More doses are coming to the city, too. April and May will be especially big for vaccinations, Arwady said.
People are still at risk from COVID-19 and will have to continue taking precautions for much of 2021, officials have said. People should keep wearing a mask, staying socially distant, washing their hands frequently, not gathering, not traveling and not having people into their home, experts have said.
“If you’re gonna be out, please just wear the mask, keep practicing caution,” Arwady said earlier this month. “The risk gets lower with every additional person who gets vaccinated.”
Illinois’ seven-day positivity rose to 3.4 percent Tuesday with 51,579 tests reported. It was at 3.3 percent Monday. The figure represents the percentage of people testing positive among recent tests.
Illinois’ seven-day test positivity, which measures the percentage of tests that were positive, rose to 3.9 percent Tuesday. It was at 3.8 percent Monday.
As of Monday night, 1,396 people were hospitalized with coronavirus in Illinois, including 308 people in the ICU and 121 people using ventilators.

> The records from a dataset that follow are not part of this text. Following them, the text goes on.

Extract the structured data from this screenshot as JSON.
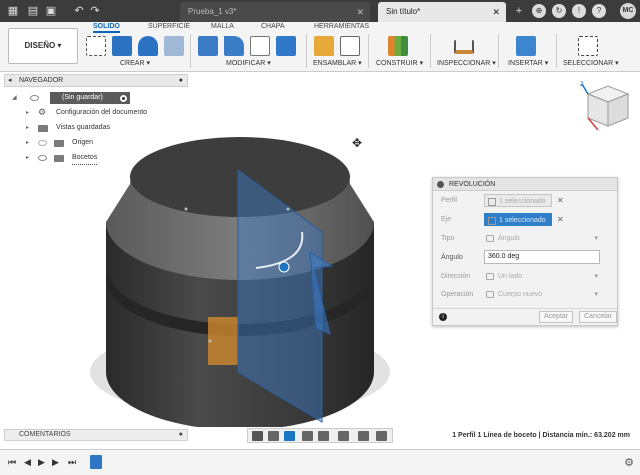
{
  "tabs": [
    {
      "label": "Prueba_1 v3*",
      "active": false
    },
    {
      "label": "Sin título*",
      "active": true
    }
  ],
  "user_initials": "MC",
  "ribbon": {
    "workspace": "DISEÑO",
    "tabs": [
      "SOLIDO",
      "SUPERFICIE",
      "MALLA",
      "CHAPA",
      "HERRAMIENTAS"
    ],
    "active_tab": "SOLIDO",
    "groups": [
      "CREAR",
      "MODIFICAR",
      "ENSAMBLAR",
      "CONSTRUIR",
      "INSPECCIONAR",
      "INSERTAR",
      "SELECCIONAR"
    ]
  },
  "navigator": {
    "title": "NAVEGADOR",
    "root": "(Sin guardar)",
    "items": [
      "Configuración del documento",
      "Vistas guardadas",
      "Origen",
      "Bocetos"
    ]
  },
  "dialog": {
    "title": "REVOLUCIÓN",
    "profile_label": "Perfil",
    "profile_value": "1 seleccionado",
    "axis_label": "Eje",
    "axis_value": "1 seleccionado",
    "type_label": "Tipo",
    "type_value": "Ángulo",
    "angle_label": "Ángulo",
    "angle_value": "360.0 deg",
    "direction_label": "Dirección",
    "direction_value": "Un lado",
    "operation_label": "Operación",
    "operation_value": "Cuerpo nuevo",
    "accept": "Aceptar",
    "cancel": "Cancelar"
  },
  "comments_label": "COMENTARIOS",
  "status_text": "1 Perfil 1 Línea de boceto | Distancia mín.: 63.202 mm",
  "colors": {
    "accent": "#1b74c4",
    "body_dark": "#3b3b3b",
    "profile_blue": "#3d7cc9"
  }
}
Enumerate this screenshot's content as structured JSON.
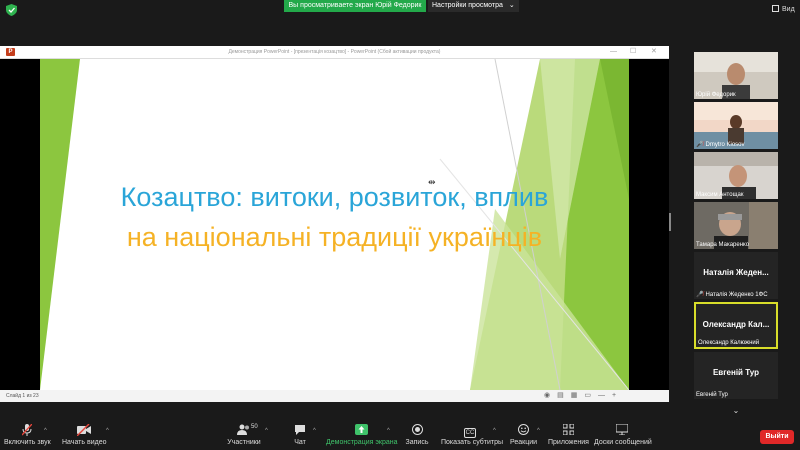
{
  "topbar": {
    "share_banner": "Вы просматриваете экран Юрій Федорик",
    "share_settings": "Настройки просмотра",
    "settings_chevron": "⌄",
    "view_label": "Вид"
  },
  "window": {
    "title": "Демонстрация PowerPoint - [презентація козацтво] - PowerPoint (Сбой активации продукта)",
    "logo_letter": "P",
    "minimize": "—",
    "maximize": "☐",
    "close": "✕"
  },
  "slide": {
    "title_line1": "Козацтво: витоки, розвиток, вплив",
    "title_line2": "на національні традиції українців",
    "title_line1_color": "#2aa5d8",
    "title_line2_color": "#f5b225",
    "accent_green": "#8cc63f"
  },
  "status": {
    "slide_counter": "Слайд 1 из 23",
    "icons": [
      "◉",
      "▤",
      "▦",
      "▭",
      "—",
      "+"
    ]
  },
  "participants": [
    {
      "name": "Юрій Федорик",
      "type": "video",
      "muted": false
    },
    {
      "name": "Dmytro Kiosov",
      "type": "video",
      "muted": true
    },
    {
      "name": "Максим Антощак",
      "type": "video",
      "muted": false
    },
    {
      "name": "Тамара Макаренко",
      "type": "video",
      "muted": false
    },
    {
      "name": "Наталія Жеденко 1ФС",
      "display": "Наталія Жеден...",
      "type": "name",
      "muted": true
    },
    {
      "name": "Олександр Калюжний",
      "display": "Олександр Кал...",
      "type": "name",
      "muted": false,
      "active": true
    },
    {
      "name": "Евгеній Тур",
      "display": "Евгеній Тур",
      "type": "name",
      "muted": false
    }
  ],
  "toolbar": {
    "unmute": "Включить звук",
    "start_video": "Начать видео",
    "participants": "Участники",
    "participants_count": "50",
    "chat": "Чат",
    "share": "Демонстрация экрана",
    "record": "Запись",
    "subtitles": "Показать субтитры",
    "subtitles_icon": "CC",
    "reactions": "Реакции",
    "apps": "Приложения",
    "whiteboard": "Доски сообщений",
    "leave": "Выйти",
    "caret": "^"
  }
}
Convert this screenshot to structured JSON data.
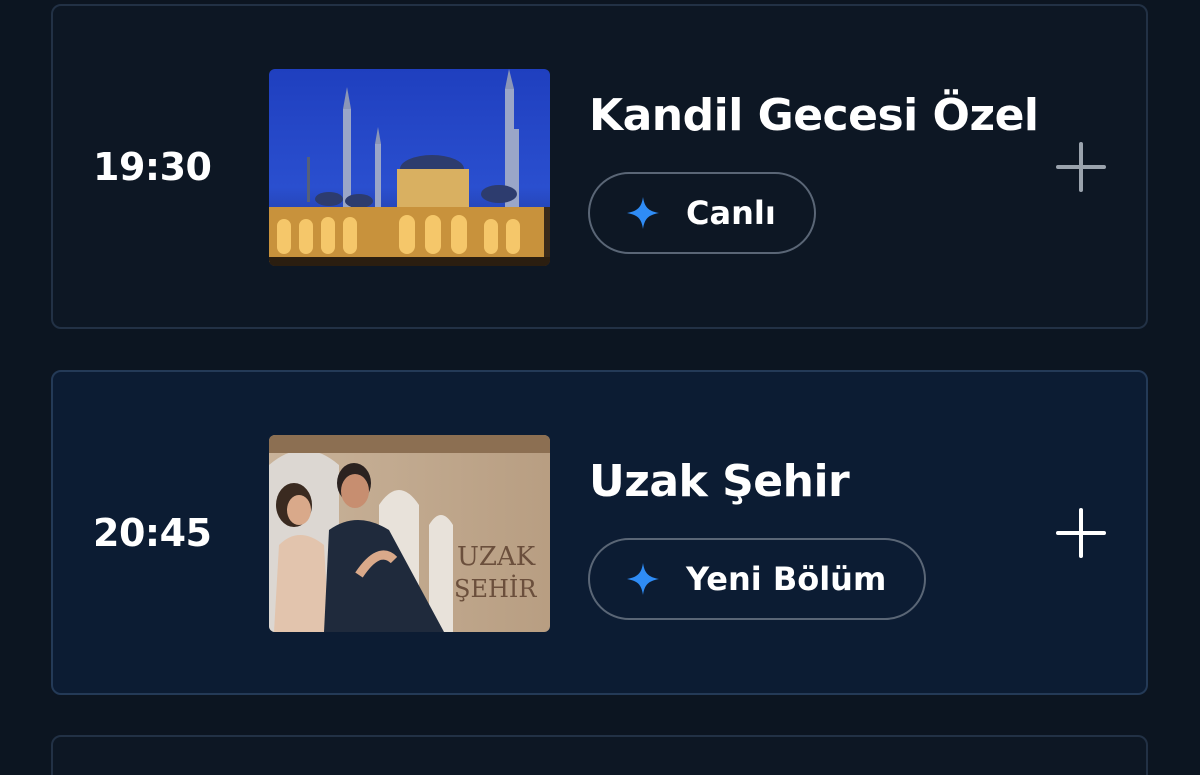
{
  "schedule": [
    {
      "time": "19:30",
      "title": "Kandil Gecesi Özel",
      "badge": "Canlı",
      "active": false,
      "add_icon_color": "#9aa3ad"
    },
    {
      "time": "20:45",
      "title": "Uzak Şehir",
      "badge": "Yeni Bölüm",
      "active": true,
      "add_icon_color": "#ffffff",
      "thumbnail_text": {
        "line1": "UZAK",
        "line2": "ŞEHİR"
      }
    }
  ],
  "colors": {
    "background": "#0c1521",
    "card": "#0d1724",
    "card_active": "#0c1c33",
    "accent_sparkle": "#2f8cf5"
  },
  "icons": {
    "badge": "sparkle-icon",
    "add": "plus-icon"
  }
}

In Chicago, seven deaths and 490 confirmed cases were reported since Monday. There have been at least 5,024 deaths from COVID-19 in Chicago and 256,243 confirmed cases, according to state data.
The city is seeing an average of three deaths per day, down from an average of four per day the week prior. That’s the lowest that figure has been in months, Arwady previously said. During the peak of the second, fall surge in the pandemic, nearly 25 people per day were being killed by COVID-19; during the peak of the first surge in the spring, nearly 50 people were killed per day.
An average of 473 confirmed cases are being reported per day, a 34 percent increase from the previous week. At the same time, testing has fallen by 3 percent since a week ago.
The city’s seven-day positivity rate is at 4.2 percent, up from 3.2 percent the week before.